El miércoles, el Senado de Brasil tomó una decisión anunciada: destituir a la hasta entonces presidenta, Dilma Rousseff. El "delito de responsabilidad" fue interpretado por la mayoría del Senado con un criterio exageradamente amplio, sobre todo tratándose de la destitución de la mandataria de la república. ¿Fue un golpe de Estado, como indican la propia afectada y sus seguidores?

Rousseff, a diferencia de otros dirigentes del Partido de los Trabajadores (PT) y de la oposición, no fue ni siquiera acusada –y menos destituida– por corrupción. Este es un dato clave, porque la avalancha informativa sobre este tema no ha hecho la suficiente distinción en el caso de la presidenta; es más, aprovechando la maraña de mala información se la ha querido vincular a los escándalos de corrupción.

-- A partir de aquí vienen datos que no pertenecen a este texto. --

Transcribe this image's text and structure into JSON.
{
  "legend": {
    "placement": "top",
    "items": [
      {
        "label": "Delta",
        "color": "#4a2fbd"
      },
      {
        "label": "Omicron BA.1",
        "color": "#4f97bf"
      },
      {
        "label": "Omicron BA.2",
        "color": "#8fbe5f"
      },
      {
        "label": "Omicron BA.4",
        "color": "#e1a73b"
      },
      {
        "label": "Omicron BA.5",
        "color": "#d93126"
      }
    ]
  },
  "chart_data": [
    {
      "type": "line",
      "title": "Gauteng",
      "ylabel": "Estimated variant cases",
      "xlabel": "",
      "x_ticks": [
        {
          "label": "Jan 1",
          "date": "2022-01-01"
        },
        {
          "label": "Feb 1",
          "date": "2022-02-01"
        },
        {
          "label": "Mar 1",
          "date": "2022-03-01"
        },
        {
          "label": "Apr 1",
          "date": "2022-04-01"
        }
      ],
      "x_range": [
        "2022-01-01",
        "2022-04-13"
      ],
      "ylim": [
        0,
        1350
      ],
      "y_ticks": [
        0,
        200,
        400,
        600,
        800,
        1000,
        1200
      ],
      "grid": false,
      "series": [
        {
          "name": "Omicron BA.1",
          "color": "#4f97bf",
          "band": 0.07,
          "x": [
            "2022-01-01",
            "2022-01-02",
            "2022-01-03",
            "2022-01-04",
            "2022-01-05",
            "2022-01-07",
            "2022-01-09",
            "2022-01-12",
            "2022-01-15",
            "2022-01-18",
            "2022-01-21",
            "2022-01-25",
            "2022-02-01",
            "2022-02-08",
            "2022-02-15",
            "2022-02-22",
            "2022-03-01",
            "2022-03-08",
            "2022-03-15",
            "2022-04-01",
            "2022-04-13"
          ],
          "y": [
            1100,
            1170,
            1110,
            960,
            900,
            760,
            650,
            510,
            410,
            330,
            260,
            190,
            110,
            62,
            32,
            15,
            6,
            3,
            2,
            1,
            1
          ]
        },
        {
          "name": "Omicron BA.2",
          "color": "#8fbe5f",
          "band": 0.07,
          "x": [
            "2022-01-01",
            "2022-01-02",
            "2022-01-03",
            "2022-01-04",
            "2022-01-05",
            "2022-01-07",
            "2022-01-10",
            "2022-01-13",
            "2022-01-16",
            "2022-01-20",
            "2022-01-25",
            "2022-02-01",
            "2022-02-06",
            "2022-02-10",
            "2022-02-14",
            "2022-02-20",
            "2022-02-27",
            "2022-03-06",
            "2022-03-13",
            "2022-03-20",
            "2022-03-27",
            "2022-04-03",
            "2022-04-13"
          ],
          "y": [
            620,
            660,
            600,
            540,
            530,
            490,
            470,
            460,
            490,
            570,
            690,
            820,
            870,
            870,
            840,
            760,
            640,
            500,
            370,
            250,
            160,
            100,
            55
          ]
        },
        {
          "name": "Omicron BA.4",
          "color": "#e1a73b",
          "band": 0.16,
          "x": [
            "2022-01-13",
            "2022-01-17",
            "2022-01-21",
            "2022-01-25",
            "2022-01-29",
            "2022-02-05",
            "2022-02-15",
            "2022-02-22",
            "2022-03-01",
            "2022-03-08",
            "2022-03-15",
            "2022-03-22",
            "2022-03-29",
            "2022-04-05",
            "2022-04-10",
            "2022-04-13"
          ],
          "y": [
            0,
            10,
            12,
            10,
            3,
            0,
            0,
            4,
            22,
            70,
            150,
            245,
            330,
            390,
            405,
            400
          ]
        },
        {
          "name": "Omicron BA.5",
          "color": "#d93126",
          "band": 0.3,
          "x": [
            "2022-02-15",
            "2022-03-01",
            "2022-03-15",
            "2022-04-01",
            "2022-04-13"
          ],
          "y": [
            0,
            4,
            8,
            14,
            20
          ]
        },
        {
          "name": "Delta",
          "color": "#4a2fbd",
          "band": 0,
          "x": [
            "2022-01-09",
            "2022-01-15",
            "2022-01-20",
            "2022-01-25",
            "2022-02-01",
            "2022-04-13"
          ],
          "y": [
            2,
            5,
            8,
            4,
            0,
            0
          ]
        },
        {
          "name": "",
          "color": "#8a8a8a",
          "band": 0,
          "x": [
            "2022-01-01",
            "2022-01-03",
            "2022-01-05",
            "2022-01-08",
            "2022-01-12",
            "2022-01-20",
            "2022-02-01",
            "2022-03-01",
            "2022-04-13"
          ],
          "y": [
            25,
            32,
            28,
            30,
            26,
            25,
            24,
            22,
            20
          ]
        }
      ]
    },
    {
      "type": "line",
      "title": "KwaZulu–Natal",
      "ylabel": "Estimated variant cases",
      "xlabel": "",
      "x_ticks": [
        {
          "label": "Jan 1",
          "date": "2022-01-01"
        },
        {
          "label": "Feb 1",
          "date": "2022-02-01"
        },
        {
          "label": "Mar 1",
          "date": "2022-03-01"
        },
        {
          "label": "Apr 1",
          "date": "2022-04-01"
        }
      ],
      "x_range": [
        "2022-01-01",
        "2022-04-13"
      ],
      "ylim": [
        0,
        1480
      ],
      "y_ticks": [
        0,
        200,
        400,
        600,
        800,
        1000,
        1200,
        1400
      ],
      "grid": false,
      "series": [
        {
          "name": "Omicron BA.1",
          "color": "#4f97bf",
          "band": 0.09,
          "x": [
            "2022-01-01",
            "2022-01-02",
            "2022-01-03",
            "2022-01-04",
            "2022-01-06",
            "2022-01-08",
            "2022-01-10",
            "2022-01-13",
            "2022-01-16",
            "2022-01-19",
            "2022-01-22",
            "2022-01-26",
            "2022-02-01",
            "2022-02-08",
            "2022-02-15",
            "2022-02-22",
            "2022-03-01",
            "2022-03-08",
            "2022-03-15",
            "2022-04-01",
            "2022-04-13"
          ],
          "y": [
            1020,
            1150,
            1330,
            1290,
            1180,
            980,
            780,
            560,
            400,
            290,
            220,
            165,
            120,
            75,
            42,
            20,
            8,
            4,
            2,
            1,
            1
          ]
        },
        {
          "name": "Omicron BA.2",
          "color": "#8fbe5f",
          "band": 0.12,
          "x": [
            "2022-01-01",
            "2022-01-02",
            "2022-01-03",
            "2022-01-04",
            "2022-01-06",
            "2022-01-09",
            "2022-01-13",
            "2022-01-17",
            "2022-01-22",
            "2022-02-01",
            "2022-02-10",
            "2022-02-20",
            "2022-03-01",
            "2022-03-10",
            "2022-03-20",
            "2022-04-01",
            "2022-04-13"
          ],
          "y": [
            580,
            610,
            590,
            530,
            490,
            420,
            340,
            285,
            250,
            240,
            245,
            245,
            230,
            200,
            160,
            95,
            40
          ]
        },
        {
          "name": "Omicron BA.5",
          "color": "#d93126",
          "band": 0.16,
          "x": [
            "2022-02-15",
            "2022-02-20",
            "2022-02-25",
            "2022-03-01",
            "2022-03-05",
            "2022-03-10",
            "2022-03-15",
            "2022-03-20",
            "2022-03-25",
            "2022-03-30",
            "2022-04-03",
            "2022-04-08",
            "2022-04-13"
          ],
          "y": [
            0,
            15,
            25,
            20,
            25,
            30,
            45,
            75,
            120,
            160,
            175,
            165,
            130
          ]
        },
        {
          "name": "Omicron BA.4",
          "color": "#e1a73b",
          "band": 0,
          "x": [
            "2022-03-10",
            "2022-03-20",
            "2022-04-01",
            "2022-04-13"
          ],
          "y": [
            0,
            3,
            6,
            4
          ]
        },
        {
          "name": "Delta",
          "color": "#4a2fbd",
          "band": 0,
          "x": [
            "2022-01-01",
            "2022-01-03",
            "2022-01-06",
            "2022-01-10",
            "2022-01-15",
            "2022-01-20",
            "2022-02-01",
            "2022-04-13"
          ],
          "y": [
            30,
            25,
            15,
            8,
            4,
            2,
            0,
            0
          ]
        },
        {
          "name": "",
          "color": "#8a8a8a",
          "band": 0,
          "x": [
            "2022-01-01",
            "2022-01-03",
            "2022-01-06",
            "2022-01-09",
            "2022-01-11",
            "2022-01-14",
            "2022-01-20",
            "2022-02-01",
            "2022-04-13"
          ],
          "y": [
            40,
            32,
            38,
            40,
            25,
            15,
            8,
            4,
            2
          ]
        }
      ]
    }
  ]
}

Rousseff fue acusada –y, finalmente, destituida– porque "maquilló el déficit presupuestario" (El Comercio, 1.9.2016), es decir, por violar una norma fiscal, y hacerlo en un contexto preelectoral. Es más: la falta administrativa –de qué otra forma se la podría llamar– no tiene pena de cárcel. Por eso, incluso habiendo un margen legal, la decisión ha sido tan desproporcionada que, más que un contenido constitucional, tiene un indefectible sello político. Los que sí están imputados por corrupción son algunos de sus principales acusadores; es decir, muchos de los que terminaron por destituirla. Entre ellos, el ex presidente de la Cámara de Diputados, Eduardo Cunha, quien renunció a su cargo presionado por su presunta vinculación con la corrupción en Petrobrás. El Tribunal Supremo había ordenado suspenderlo, a raíz de la operación Lava Jato. El mismísimo actual presidente del Senado, Renan Calheiros, tiene once investigaciones en la Corte Suprema, por corrupción, lavado, desvío de dinero público y fraude (El Comercio, 11.5.2016). Cunha y Calheiros forman parte del centrista Partido del Movimiento Democrático Brasileño (antiguo aliado del PT), del cual también es el actual presidente, Michel Temer.